American dance director and choreographer

Jodie Gates is a professional American dance director and choreographer. She is known for her career as a principal ballet dancer with the Joffrey Ballet, Pennsylvania Ballet and Ballet Frankfurt. In 2005, Gates founded the non-profit presenting organization, Laguna Dance Festival. In 2013, Gates was appointed Vice Dean of the Glorya Kaufman School of Dance at the University of Southern California, and oversaw the founding artistic vision of the Kaufman School. Currently, she is a professor of Dance and the Founding Director at University of Southern California's Glorya Kaufman School of Dance.

==Performing career==
Jodie Gates’ performing career began under the directorship of Robert Joffrey. Gates danced professionally with the Joffrey Ballet company from 1981 to 1995, where she worked with a host of renowned choreographers, including Alonzo King, Agnes de Mille, Paul Taylor, William Forsythe, Martha Clarke and Mark Morris. Throughout her ballet career Gates danced with the Pennsylvania Ballet, Frankfurt Ballet, and was also a founding member of Complexions Contemporary Ballet.

==Choreography==
She has choreographed over 70 works classical ballet companies as well as contemporary ballet companies.
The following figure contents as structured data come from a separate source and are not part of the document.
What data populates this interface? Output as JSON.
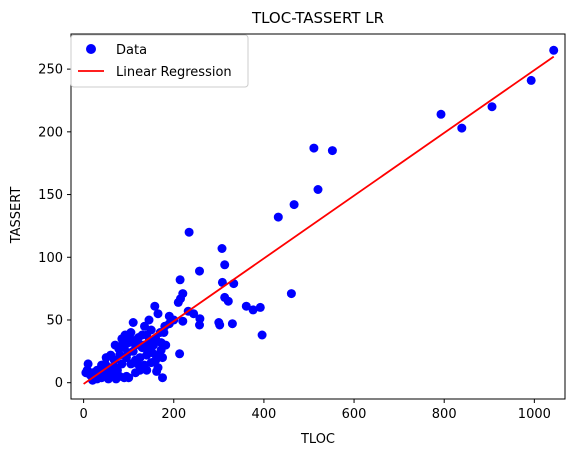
{
  "chart_data": {
    "type": "scatter",
    "title": "TLOC-TASSERT LR",
    "xlabel": "TLOC",
    "ylabel": "TASSERT",
    "xlim": [
      -28,
      1068
    ],
    "ylim": [
      -13,
      278
    ],
    "xticks": [
      0,
      200,
      400,
      600,
      800,
      1000
    ],
    "yticks": [
      0,
      50,
      100,
      150,
      200,
      250
    ],
    "grid": false,
    "legend_position": "top-left",
    "colors": {
      "scatter": "#0000ff",
      "line": "#ff0000"
    },
    "series": [
      {
        "name": "Data",
        "type": "scatter",
        "points": [
          [
            1043,
            265
          ],
          [
            993,
            241
          ],
          [
            906,
            220
          ],
          [
            839,
            203
          ],
          [
            793,
            214
          ],
          [
            552,
            185
          ],
          [
            511,
            187
          ],
          [
            520,
            154
          ],
          [
            467,
            142
          ],
          [
            432,
            132
          ],
          [
            461,
            71
          ],
          [
            396,
            38
          ],
          [
            234,
            120
          ],
          [
            307,
            107
          ],
          [
            313,
            94
          ],
          [
            308,
            80
          ],
          [
            333,
            79
          ],
          [
            257,
            89
          ],
          [
            214,
            82
          ],
          [
            220,
            71
          ],
          [
            215,
            67
          ],
          [
            210,
            64
          ],
          [
            232,
            57
          ],
          [
            244,
            55
          ],
          [
            258,
            51
          ],
          [
            257,
            46
          ],
          [
            300,
            48
          ],
          [
            302,
            46
          ],
          [
            330,
            47
          ],
          [
            313,
            68
          ],
          [
            321,
            65
          ],
          [
            361,
            61
          ],
          [
            376,
            58
          ],
          [
            392,
            60
          ],
          [
            220,
            49
          ],
          [
            213,
            23
          ],
          [
            175,
            20
          ],
          [
            175,
            4
          ],
          [
            162,
            9
          ],
          [
            165,
            12
          ],
          [
            172,
            32
          ],
          [
            158,
            61
          ],
          [
            165,
            55
          ],
          [
            190,
            53
          ],
          [
            178,
            40
          ],
          [
            150,
            42
          ],
          [
            145,
            50
          ],
          [
            140,
            38
          ],
          [
            135,
            45
          ],
          [
            130,
            28
          ],
          [
            120,
            35
          ],
          [
            115,
            30
          ],
          [
            110,
            25
          ],
          [
            105,
            40
          ],
          [
            100,
            32
          ],
          [
            95,
            20
          ],
          [
            90,
            28
          ],
          [
            85,
            15
          ],
          [
            80,
            22
          ],
          [
            75,
            10
          ],
          [
            70,
            12
          ],
          [
            65,
            5
          ],
          [
            60,
            8
          ],
          [
            55,
            3
          ],
          [
            50,
            6
          ],
          [
            45,
            10
          ],
          [
            40,
            4
          ],
          [
            35,
            7
          ],
          [
            30,
            3
          ],
          [
            25,
            5
          ],
          [
            20,
            2
          ],
          [
            15,
            6
          ],
          [
            10,
            15
          ],
          [
            8,
            10
          ],
          [
            5,
            8
          ],
          [
            95,
            5
          ],
          [
            100,
            4
          ],
          [
            90,
            4
          ],
          [
            110,
            48
          ],
          [
            120,
            15
          ],
          [
            125,
            20
          ],
          [
            140,
            22
          ],
          [
            150,
            28
          ],
          [
            160,
            35
          ],
          [
            170,
            40
          ],
          [
            180,
            45
          ],
          [
            190,
            47
          ],
          [
            200,
            50
          ],
          [
            155,
            30
          ],
          [
            145,
            33
          ],
          [
            130,
            38
          ],
          [
            115,
            18
          ],
          [
            105,
            15
          ],
          [
            98,
            24
          ],
          [
            88,
            32
          ],
          [
            78,
            27
          ],
          [
            68,
            18
          ],
          [
            58,
            12
          ],
          [
            48,
            15
          ],
          [
            38,
            9
          ],
          [
            85,
            35
          ],
          [
            92,
            38
          ],
          [
            102,
            36
          ],
          [
            112,
            33
          ],
          [
            122,
            36
          ],
          [
            132,
            30
          ],
          [
            142,
            26
          ],
          [
            152,
            24
          ],
          [
            162,
            22
          ],
          [
            172,
            26
          ],
          [
            182,
            30
          ],
          [
            70,
            30
          ],
          [
            60,
            22
          ],
          [
            50,
            20
          ],
          [
            40,
            14
          ],
          [
            30,
            10
          ],
          [
            20,
            8
          ],
          [
            135,
            14
          ],
          [
            125,
            10
          ],
          [
            115,
            8
          ],
          [
            150,
            16
          ],
          [
            160,
            18
          ],
          [
            140,
            10
          ],
          [
            80,
            5
          ],
          [
            72,
            3
          ]
        ]
      },
      {
        "name": "Linear Regression",
        "type": "line",
        "x": [
          0,
          1043
        ],
        "y": [
          -1,
          260
        ]
      }
    ]
  }
}
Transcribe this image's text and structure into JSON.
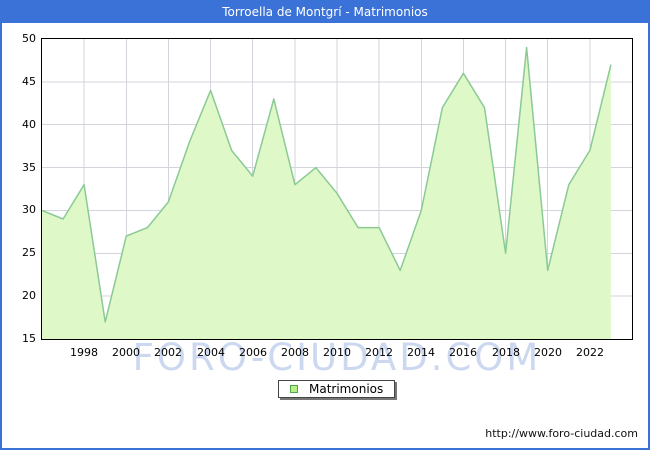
{
  "title_bar": {
    "text": "Torroella de Montgrí - Matrimonios"
  },
  "legend": {
    "label": "Matrimonios"
  },
  "watermark": {
    "text": "FORO-CIUDAD.COM"
  },
  "footer": {
    "url": "http://www.foro-ciudad.com"
  },
  "colors": {
    "frame_and_titlebar": "#3b72d8",
    "area_line": "#8bc996",
    "area_fill": "#dff8c8",
    "gridline": "#d4d4dc",
    "plot_border": "#000000",
    "watermark": "#ccd8ef",
    "legend_swatch_fill": "#b9ee83",
    "legend_swatch_border": "#4fa54f"
  },
  "chart_data": {
    "type": "area",
    "title": "Torroella de Montgrí - Matrimonios",
    "x": [
      1996,
      1997,
      1998,
      1999,
      2000,
      2001,
      2002,
      2003,
      2004,
      2005,
      2006,
      2007,
      2008,
      2009,
      2010,
      2011,
      2012,
      2013,
      2014,
      2015,
      2016,
      2017,
      2018,
      2019,
      2020,
      2021,
      2022,
      2023
    ],
    "series": [
      {
        "name": "Matrimonios",
        "values": [
          30,
          29,
          33,
          17,
          27,
          28,
          31,
          38,
          44,
          37,
          34,
          43,
          33,
          35,
          32,
          28,
          28,
          23,
          30,
          42,
          46,
          42,
          25,
          49,
          23,
          33,
          37,
          47
        ]
      }
    ],
    "xlabel": "",
    "ylabel": "",
    "xlim": [
      1996,
      2024
    ],
    "ylim": [
      15,
      50
    ],
    "yticks": [
      15,
      20,
      25,
      30,
      35,
      40,
      45,
      50
    ],
    "xticks": [
      1998,
      2000,
      2002,
      2004,
      2006,
      2008,
      2010,
      2012,
      2014,
      2016,
      2018,
      2020,
      2022
    ],
    "grid": true,
    "legend_position": "bottom-center"
  }
}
Gates' works include: Barely Silent premiered at The Joyce Theatre in New York City in January 2007, commissioned for Complexions Contemporary Ballet; Minor Loop for The Washington Ballet in June 2006; Momentary Play premiered in New York for Cedar Lake Contemporary Ballet in October 2005, now and again, premiered at the Joyce Theater and created for New York City Ballet in 2005; Three at a Time for the Laguna Dance Theater in 2005; In the Arms of Morpheus for the now-disbanded Phrenic New Ballet in Philadelphia in 2004; Somewhere/In-Between, created for the now-disbanded Ballet Pacifica in 2003; Por Ti, choreographed for the American Ballet Theatre's summer workshop in 2003; and an original work for Pennsylvania Ballet dancers in 2000.

==Non-profit organization==
In 2005, Gates founded the non-profit presenting organization, Laguna Dance Festival. The organization is active with bringing dance performances and educational opportunities to the community and is based in Laguna Beach, California.

==Academic career==
Jodie Gates worked as an associate professor of dance at the University of California Irvine from 2006 to 2013, when she was appointed to become the first Vice Dean and Director of the USC Kaufman School of Dance. Gates is the Founding Director of the University of Southern California's Glorya Kaufman School of Dance. She implemented the artistic vision of the new school and created a BFA dance curriculum. The curriculum has been named "The New Movement", and is a new hybrid model for dance education – exploring performance, choreography and research while immersing students in a dance conservatory environment and rigorous academic studies at USC.